Giovedì 19 aprile, 20:34
ONU e Siria hanno raggiunto un accordo di massima per permettere alla missione di osservatori delle Nazioni Unite, incaricati di valutare se il cessate il fuoco è effettivamente rispettato, di passare alla fase operativa.
Il testo espone a grandi linee le funzioni degli osservatori e i compiti e le responsabilità del governo siriano, ha precisato il portavoce di Kofi Annan, Ahmed Fawzi.
L’accordo dovrebbe inoltre permettere di aumentare anche la presenza di osservatori dai sei presenti attualmente a un gruppo di 250. Ma i diplomatici si interrogano su come rendere la missione più efficace possibile. Il segretario generale dell’ONU Ban Ki-moon punta sull’invio di 300 osservatori militari, dispiegati in una decina di zone. “Non si tratta di una decisione priva di rischi”, ha precisato, “ma può contribuire alla realizzazione di una pace giusta e ad una soluzione politica che riflette la volontà del popolo siriano”.
Ban ha anche chiesto di lasciare agli inviati una "totale libertà di movimento" e di "facilitare un’operazione umanitaria di grande importanza” per soccorrere la popolazione.
Contemporaneamente, si è aperto a Parigi un nuovo incontro ministeriale dei cosiddetti Amici della Siria per discutere delle misure che potranno essere adottate per mettere fine alle violenze, nel caso in cui il piano di Annan dovesse, come già accaduto, incontrare nuovi ostacoli.
Il ministro degli esteri francese Alain Juppé ha dichiarato che verranno formulate proposte per rinforzare la missione degli osservatori, aumentando il numero dei caschi blu fino a 300 o 400 unità, affinché tale missione sia “efficace” e “robusta”.
Partecipano la segretaria di stato americana Hillary Clinton e i capi delle diplomazie di vari paesi europei e arabi.

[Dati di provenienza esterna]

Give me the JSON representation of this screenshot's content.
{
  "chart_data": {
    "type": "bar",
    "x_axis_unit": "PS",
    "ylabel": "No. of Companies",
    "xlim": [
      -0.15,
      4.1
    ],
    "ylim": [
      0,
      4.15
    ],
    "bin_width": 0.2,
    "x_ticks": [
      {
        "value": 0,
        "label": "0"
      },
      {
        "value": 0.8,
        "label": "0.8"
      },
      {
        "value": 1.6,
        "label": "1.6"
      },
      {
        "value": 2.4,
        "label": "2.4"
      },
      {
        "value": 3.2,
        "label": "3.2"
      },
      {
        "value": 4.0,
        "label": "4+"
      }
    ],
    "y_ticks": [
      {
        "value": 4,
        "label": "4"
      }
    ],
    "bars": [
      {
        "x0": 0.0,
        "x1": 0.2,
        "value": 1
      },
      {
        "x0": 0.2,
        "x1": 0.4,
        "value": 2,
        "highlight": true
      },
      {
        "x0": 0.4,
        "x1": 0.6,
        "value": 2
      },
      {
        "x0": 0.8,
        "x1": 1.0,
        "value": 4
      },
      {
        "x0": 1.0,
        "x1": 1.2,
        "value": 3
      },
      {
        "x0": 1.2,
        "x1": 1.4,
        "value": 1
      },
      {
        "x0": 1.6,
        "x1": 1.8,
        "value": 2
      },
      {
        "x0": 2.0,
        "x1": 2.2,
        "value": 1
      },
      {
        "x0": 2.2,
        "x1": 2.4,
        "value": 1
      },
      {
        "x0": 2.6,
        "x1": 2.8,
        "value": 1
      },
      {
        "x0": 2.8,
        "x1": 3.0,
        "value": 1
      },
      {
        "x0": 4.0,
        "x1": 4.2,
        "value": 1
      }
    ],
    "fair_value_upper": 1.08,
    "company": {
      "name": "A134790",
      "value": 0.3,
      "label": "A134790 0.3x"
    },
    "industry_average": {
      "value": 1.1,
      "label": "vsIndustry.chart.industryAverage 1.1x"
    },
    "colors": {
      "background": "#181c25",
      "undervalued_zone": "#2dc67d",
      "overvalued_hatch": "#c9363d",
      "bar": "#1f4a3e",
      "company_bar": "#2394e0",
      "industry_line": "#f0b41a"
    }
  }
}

Russia e Cina hanno invece declinato l’invito, in nome della non ingerenza negli affari interni del paese.
Il Consiglio militare dell'esercito libero siriano ha reclamato dal canto suo l'intervento nel paese di "un'alleanza militare" senza l'avvallo delle Nazioni Unite e di attuare un piano di soccorso umanitario. Ha inoltre accusato il regime di non rispettare il cessate il fuoco, e sottolineato che i soldati dissidenti riunitisi nell'esercito libero si stanno attenendo alla tregua.